Towards an automated classification phase in the software maintenance process using decision tree
- Published
- Accepted
- Received
- Academic Editor
- Antonio Jesus Diaz-Honrubia
- Subject Areas
- Artificial Intelligence, Software Engineering
- Keywords
- Decision tree, Machine learning, Maintenance request, Software engineering, Software maintenance
- Copyright
- © 2024 Alturki and Almoaiqel
- Licence
- This is an open access article distributed under the terms of the Creative Commons Attribution License, which permits using, remixing, and building upon the work non-commercially, as long as it is properly attributed. For attribution, the original author(s), title, publication source (PeerJ Computer Science) and either DOI or URL of the article must be cited.
- Cite this article
- 2024. Towards an automated classification phase in the software maintenance process using decision tree.
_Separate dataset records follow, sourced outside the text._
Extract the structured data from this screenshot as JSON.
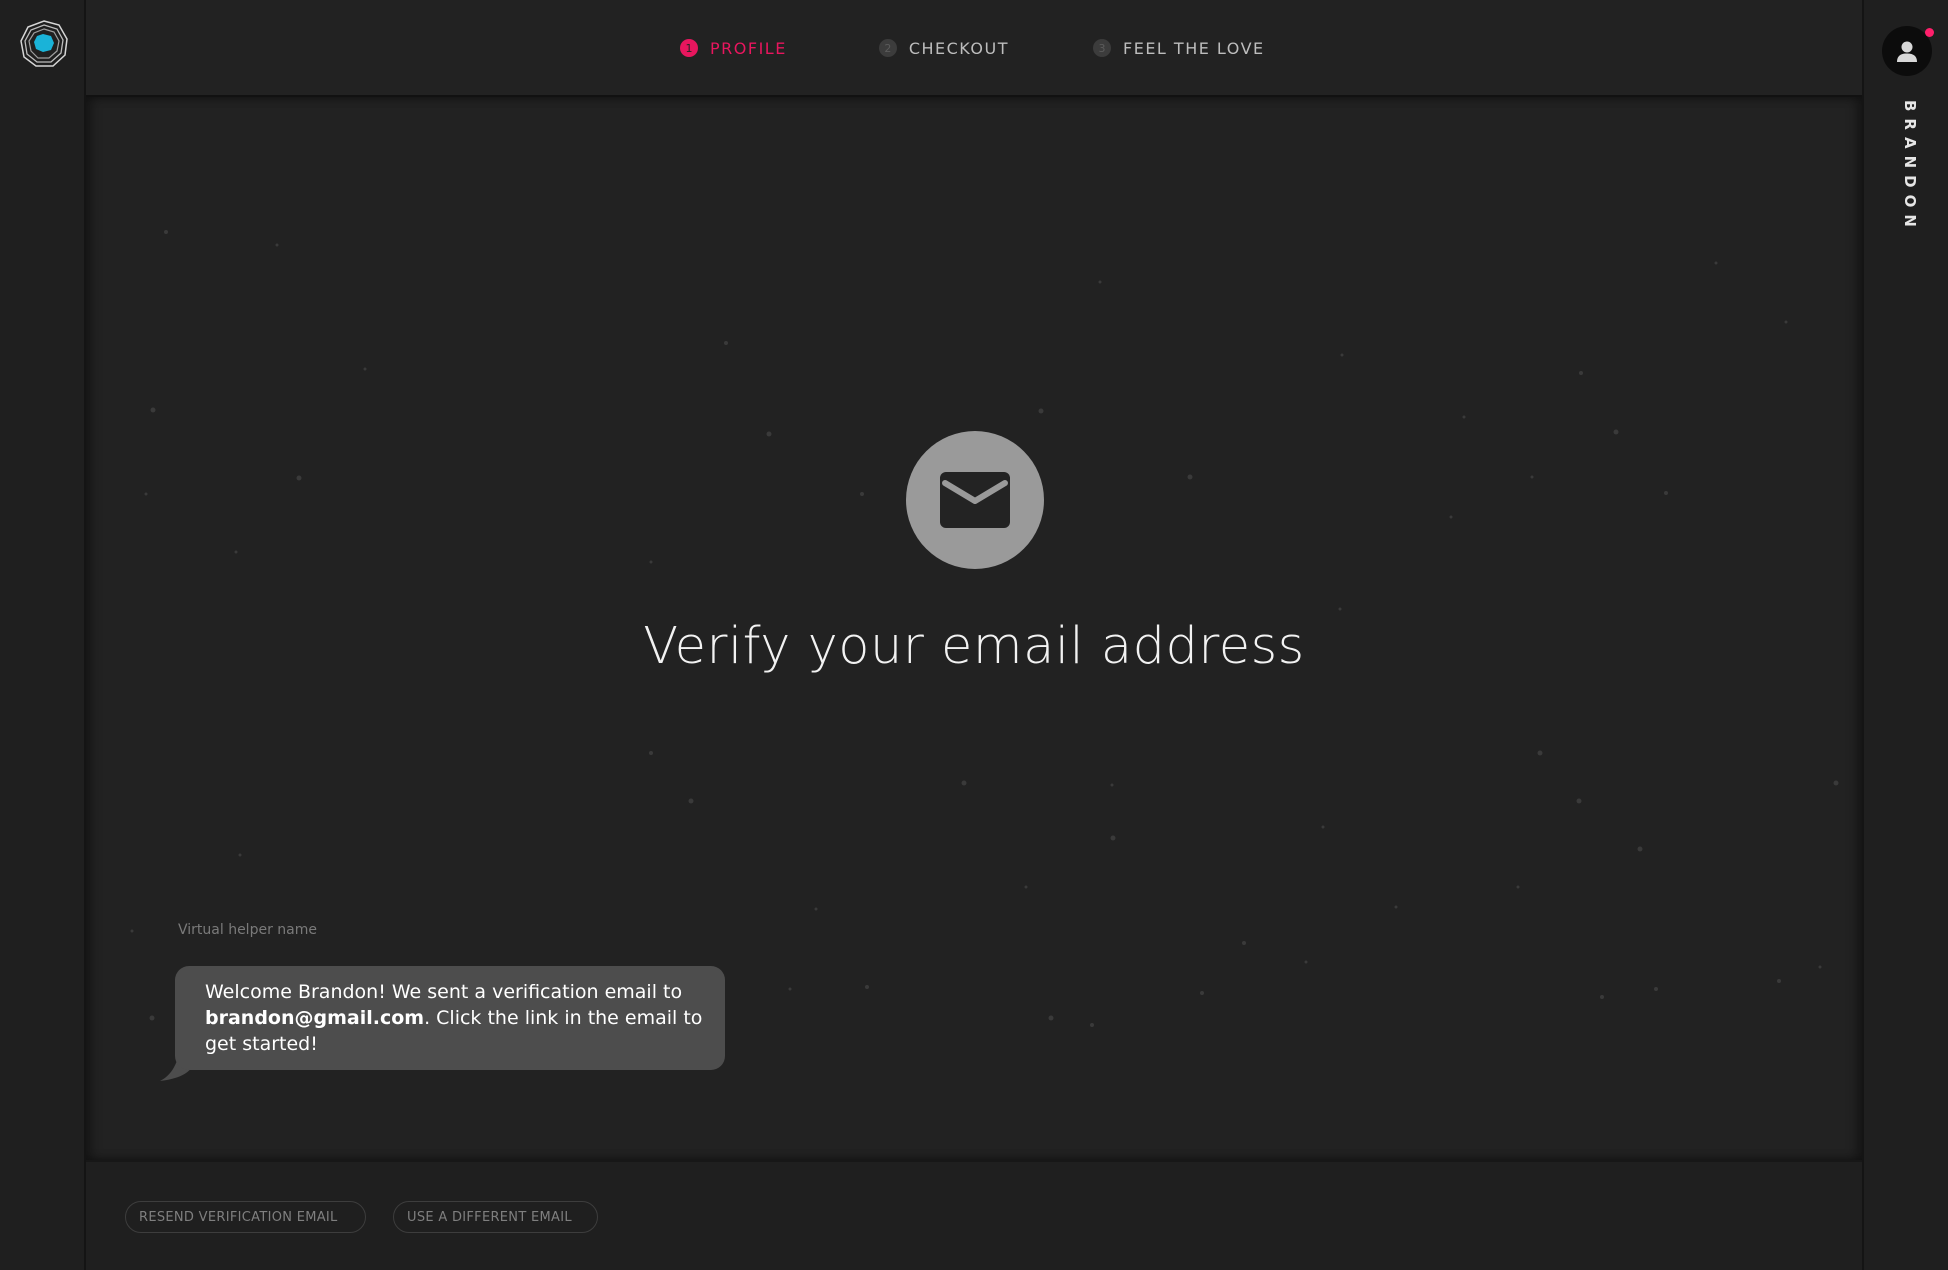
{
  "header": {
    "steps": [
      {
        "number": "1",
        "label": "PROFILE",
        "active": true
      },
      {
        "number": "2",
        "label": "CHECKOUT",
        "active": false
      },
      {
        "number": "3",
        "label": "FEEL THE LOVE",
        "active": false
      }
    ]
  },
  "user": {
    "name": "BRANDON"
  },
  "main": {
    "icon": "envelope-icon",
    "title": "Verify your email address",
    "helper_name": "Virtual helper name",
    "message": {
      "before": "Welcome Brandon! We sent a verification email to ",
      "email": "brandon@gmail.com",
      "after": ". Click the link in the email to get started!"
    }
  },
  "footer": {
    "resend_label": "RESEND VERIFICATION EMAIL",
    "different_label": "USE A DIFFERENT EMAIL"
  },
  "colors": {
    "accent": "#e8165e",
    "logo_center": "#1ab3d8",
    "background": "#232323"
  }
}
PeerJ Computer Science 10:e2228 https://doi.org/10.7717/peerj-cs.2228
Abstract
The software maintenance process is costly, accounting for up to 70% of the total cost in the software development life cycle (SDLC). The difficulty of maintaining software increases with its size and complexity, requiring significant time and effort. One way to alleviate these costs is to automate parts of the maintenance process. This research focuses on the automation of the classification phase using decision trees (DT) to sort, rank, and accept/reject maintenance requests (MRs) for mobile applications. Our dataset consisted of 1,656 MRs. We found that DTs could automate sorting and accepting/rejecting MRs with accuracies of 71.08% and 64.15%, respectively, though ranking accuracy was lower at 50%. While DTs can reduce costs, effort, and time, human verification is still necessary.
Introduction
Software engineering aims to produce reliable, maintainable, and high-quality software within a specified timeframe. One phase in the SDLC is the maintenance phase, which is both costly and time-consuming. Software maintenance involves correcting and improving software after its release (Baqais, Alshayeb & Baig, 2013; Sharawat, 2012). It is essential for the continued use of software, as neglected software becomes obsolete (Stojanov & Stojanov, 2016). Maintenance can account for up to 70% of project costs (Ikram et al., 2020). As software increases in size and complexity, maintenance becomes more challenging.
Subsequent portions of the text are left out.